The PE community in Africa is also entering a new level of maturity, as both global and local players are exploring opportunities beyond the already established South African market.

Fund-raising to remain strong

The US$3.3 billion raised in 2013 is more than double the amount raised in 2012 and the highest annual amount since 2007. This increase is in marked contrast to Latin America, China and India, which all recorded significant falls in fund-raising from 2012 (see chart).

Fund-raising in Africa and other emerging markets, US$b

EY – Fund-raising in Africa and other emerging markets

Sources: Preqin, Factiva, VCCEdge and Venture Intelligence

The outlook for Africa is equally strong. According to a survey by the Emerging Markets Private Equity Association, sub-Saharan Africa is rated the most attractive emerging market for general partner investment. The survey also reports that the continent is expected to see the greatest amount of new limited partner interest over the next two years.

The activity is attracting interest from larger PE firms. Although the landscape is dominated by domestic and regional groups, large global firms are looking to capitalize on opportunities in the consumer, infrastructure and resources sectors. The Carlyle Group, for instance, has opened offices in South Africa and Nigeria and is reportedly looking to open an office in East Africa.
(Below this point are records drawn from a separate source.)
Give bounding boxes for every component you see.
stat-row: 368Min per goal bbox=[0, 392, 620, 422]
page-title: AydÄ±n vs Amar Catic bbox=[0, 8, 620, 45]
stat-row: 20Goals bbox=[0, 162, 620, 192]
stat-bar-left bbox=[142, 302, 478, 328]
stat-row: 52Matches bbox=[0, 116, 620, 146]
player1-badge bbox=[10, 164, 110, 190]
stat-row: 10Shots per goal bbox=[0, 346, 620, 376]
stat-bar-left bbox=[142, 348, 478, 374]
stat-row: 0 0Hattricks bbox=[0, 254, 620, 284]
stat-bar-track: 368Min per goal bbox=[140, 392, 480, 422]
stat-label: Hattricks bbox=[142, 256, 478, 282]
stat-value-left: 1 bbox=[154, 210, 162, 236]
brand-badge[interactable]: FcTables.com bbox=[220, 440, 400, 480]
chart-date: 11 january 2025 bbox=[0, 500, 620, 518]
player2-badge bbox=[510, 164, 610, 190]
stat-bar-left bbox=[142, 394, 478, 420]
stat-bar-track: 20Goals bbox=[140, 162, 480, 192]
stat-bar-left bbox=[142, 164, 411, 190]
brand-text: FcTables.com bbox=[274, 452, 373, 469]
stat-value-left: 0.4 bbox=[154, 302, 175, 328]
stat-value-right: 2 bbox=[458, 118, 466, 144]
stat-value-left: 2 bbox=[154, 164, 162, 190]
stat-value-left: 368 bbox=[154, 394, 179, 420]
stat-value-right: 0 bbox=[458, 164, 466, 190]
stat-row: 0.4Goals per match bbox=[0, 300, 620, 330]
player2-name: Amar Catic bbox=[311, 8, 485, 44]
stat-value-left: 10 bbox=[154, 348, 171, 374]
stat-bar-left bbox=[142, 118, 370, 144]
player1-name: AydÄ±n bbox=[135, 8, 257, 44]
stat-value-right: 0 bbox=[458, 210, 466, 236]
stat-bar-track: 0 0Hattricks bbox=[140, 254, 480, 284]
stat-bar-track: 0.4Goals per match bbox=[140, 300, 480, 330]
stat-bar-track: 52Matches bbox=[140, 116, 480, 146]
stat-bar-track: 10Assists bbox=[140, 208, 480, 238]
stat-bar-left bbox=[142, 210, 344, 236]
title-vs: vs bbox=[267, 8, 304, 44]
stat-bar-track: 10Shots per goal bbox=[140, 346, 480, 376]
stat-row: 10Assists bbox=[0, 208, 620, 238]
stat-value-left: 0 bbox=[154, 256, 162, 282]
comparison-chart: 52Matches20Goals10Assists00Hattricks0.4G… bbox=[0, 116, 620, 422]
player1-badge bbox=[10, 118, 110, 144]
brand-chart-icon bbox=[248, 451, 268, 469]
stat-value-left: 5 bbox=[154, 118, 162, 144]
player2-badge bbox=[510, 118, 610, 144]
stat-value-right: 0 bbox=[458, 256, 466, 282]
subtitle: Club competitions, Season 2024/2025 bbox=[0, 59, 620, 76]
Niche strategies make an impact

New and existing players in the African PE market are carving out niche strategies to give them a competitive edge.

Several PE funds are targeting the infrastructure sector. Africa needs huge investment in this area to meet the demands of its growing and increasingly urban population. Electricity and transport infrastructure are especially needed.

Green energy, particularly wind and solar, is also attracting investment. Actis and Lereko Metier have achieved very successful fund-raising in this area.

Resource-focused funds have also emerged. A slowdown in resource demand from China has created a window of opportunity to buy natural resources companies at relatively lower valuations.

Finally, impact investing is gathering attention. The strategy seeks to attain a positive social and/or environmental impact while generating a profit. LeapFrog Investments, International Housing Solutions and One Thousand & One Voices (1K1V) are key players in this area.

Transactions double from 2012

The aggregate value of African deals in 2013 was US$3.2 billion (based on data from the African Private Equity and Venture Capital Association, which includes follow-on investments). This is a significant increase from the US$1.6 billion in 2012.

South Africa has traditionally seen the largest slice of PE investment on the continent. However, there has been a significant shift in the last few years, particularly toward East and West Africa. In 2011-13, South Africa received 20% of overall PE investment in sub-Saharan Africa and 19% of deal volume (compared to 57% and 44% in 2008-10).

East Africa, which includes Kenya, Tanzania, Uganda, Rwanda and Burundi, is attractive because of increased cooperation between these five states through the East African Community, thereby facilitating cross-border activity. West Africa has an increasing number of middle-class consumers, which is also attracting investment.

Many PE investments go into businesses owned by families or entrepreneurs, and deal sizes remain relatively small. This presents a challenge to larger PE firms looking to deploy larger funds. As the African market matures, we expect more opportunities for firms to put money to work in larger deals.

Sectors linked to the rise of the African consumer, including those in the fast-moving consumer goods space, are particularly attractive to PE firms. Other active sectors include banking and financial services, energy and natural resources and media/telecom infrastructure.

Exits subdued but expected to increase

2013 was relatively subdued in terms of exit activity. External events, including uncertainty over US Federal Reserve policy, likely contributed to the quiet year.

The predominant exit route in Africa continues to be via trade sales. Many exits in 2013 occurred through mergers and acquisitions.

IPOs remain less frequent exit routes primarily because of the small size of stock markets beyond South Africa. However, given the size of some of the investees in the current African PE portfolio, we expect to see IPOs increase in the near to medium term.